At stake is the ability of more than 177,000 Virginians to keep an annual average of $3,048 in financial assistance they are already receiving, and the ability of up to 495,000 future customers on the exchange to access that financial assistance. The case threatening this important health care affordability assistance, Halbig v. Burwell,is scheduled for argument on December 17, 2014, before the full en banc United States Court of Appeals for the District of Columbia Circuit. Attorney General Herring has already helped successfully defend Virginians’ access to this assistance in an identical case in the U.S. Court of Appeals for the Fourth Circuit which covers Virginia.
“No matter how you feel about the Affordable Care Act, its discounts make it possible for hundreds of thousands of Virginians to purchase their own private health insurance-and we can’t let a lawsuit from outside the state disrupt our right to those subsidies,” said Attorney General Mark Herring. “We’re talking about reducing monthly premiums from $758 to $280 for a family of four with an income of $50,000. That’s the difference between affordable health care and no health care for many families. Just because Virginia didn’t set up its own exchange doesn’t mean our people should suffer because of a lawsuit that’s trying to score political points.”
Of the more than 216,000 Virginians who have already purchased plans on Virginia’s exchange, 117,000 are women and approximately 82% have received financial assistance. The U.S. Department of Health and Human Services estimates that up to 495,000 Virginians may be eligible for some level of assistance, averaging $2,900 per year, and totaling up to $1.02 billion annually.
Thirty-four states currently use a federally-facilitated exchange, and in 2016 alone, The Urban Institute estimates that 7.3 million Americans in those states are expected to be eligible to receive premium-assistance tax credits totaling $36.2 billion. Attorney General Herring is leading the states’ effort to defend these discounts nationwide.

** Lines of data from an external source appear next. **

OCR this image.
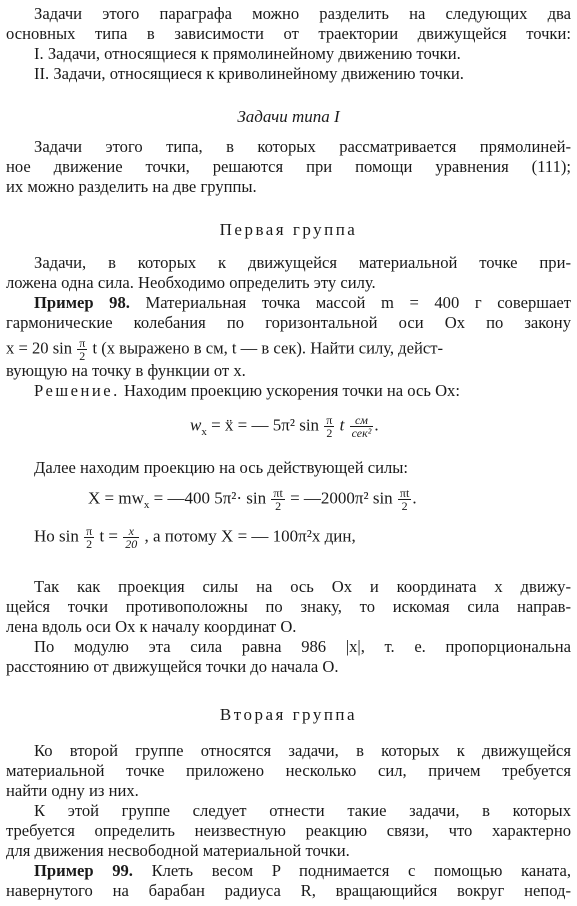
Задачи этого параграфа можно разделить на следующих два
основных типа в зависимости от траектории движущейся точки:
I. Задачи, относящиеся к прямолинейному движению точки.
II. Задачи, относящиеся к криволинейному движению точки.
Задачи типа I
Задачи этого типа, в которых рассматривается прямолиней-
ное движение точки, решаются при помощи уравнения (111);
их можно разделить на две группы.
Первая группа
Задачи, в которых к движущейся материальной точке при-
ложена одна сила. Необходимо определить эту силу.
Пример 98. Материальная точка массой m = 400 г совершает
гармонические колебания по горизонтальной оси Ox по закону
x = 20 $\sin \frac{\pi}{2}$ t (x выражено в см, t — в сек). Найти силу, дейст-
вующую на точку в функции от x.
Решение. Находим проекцию ускорения точки на ось Ox:
$w_x$ = ẍ = — 5π² $\sin \frac{\pi}{2}$ t $\frac{см}{\text{сек²}}$ .
Далее находим проекцию на ось действующей силы:
$X = mw_x$ = —400 $5\pi^2\cdot \sin \frac{\pi t}{2}$ = —2000π² $\sin \frac{\pi t}{2}$ .
Но $\sin \frac{\pi}{2}$ $t = \frac{x}{20}$ , а потому X = — 100π²x дин,
Так как проекция силы на ось Ox и координата x движу-
щейся точки противоположны по знаку, то искомая сила направ-
лена вдоль оси Ox к началу координат O.
По модулю эта сила равна 986 |x|, т. е. пропорциональна
расстоянию от движущейся точки до начала O.
Вторая группа
Ко второй группе относятся задачи, в которых к движущейся
материальной точке приложено несколько сил, причем требуется
найти одну из них.
К этой группе следует отнести такие задачи, в которых
требуется определить неизвестную реакцию связи, что характерно
для движения несвободной материальной точки.
Пример 99. Клеть весом P поднимается с помощью каната,
навернутого на барабан радиуса R, вращающийся вокруг непод-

The plaintiffs in this case claim that only Americans who purchase health care plans through state health insurance exchanges are eligible for premium assistance. This novel interpretation, does not reflect the full language, context, legislative history, or legislative intent of the Affordable Care Act, and if applied to Virginia, it would make otherwise qualified Virginians ineligible for financial assistance because Virginia uses a federally-facilitated exchange.
In supplementing arguments that will be made by the Department of Health and Human Services, Virginia’s brief strongly argues that the plaintiffs’ claim should be rejected because the states were not provided any notice, as would have been required, that their citizens would be so dramatically punished if they chose to utilize a federally-facilitated exchange rather than constructing their own.
In early July, a three-judge panel of the D.C. Circuit, in a split decision, struck down the federal subsidies. On the same day, however, in an identical case out of Virginia, King v. Burwell, a three-judge panel of the Fourth Circuit ruled unanimously that customers of a federally-facilitated exchange were eligible for financial assistance. TheCommonwealth filed a similar brief defending Virginians’ access to affordable health care in King and participated in oral argument.
This is the first multi-state amicus brief led by Attorney General Herring. The other states that have signed on are Arkansas, California, Delaware, Hawaii, Illinois, Iowa, Maine, Maryland, Mississippi, New Hampshire, New Mexico, New York, North Carolina, Oregon, Pennsylvania, Vermont, and Washington.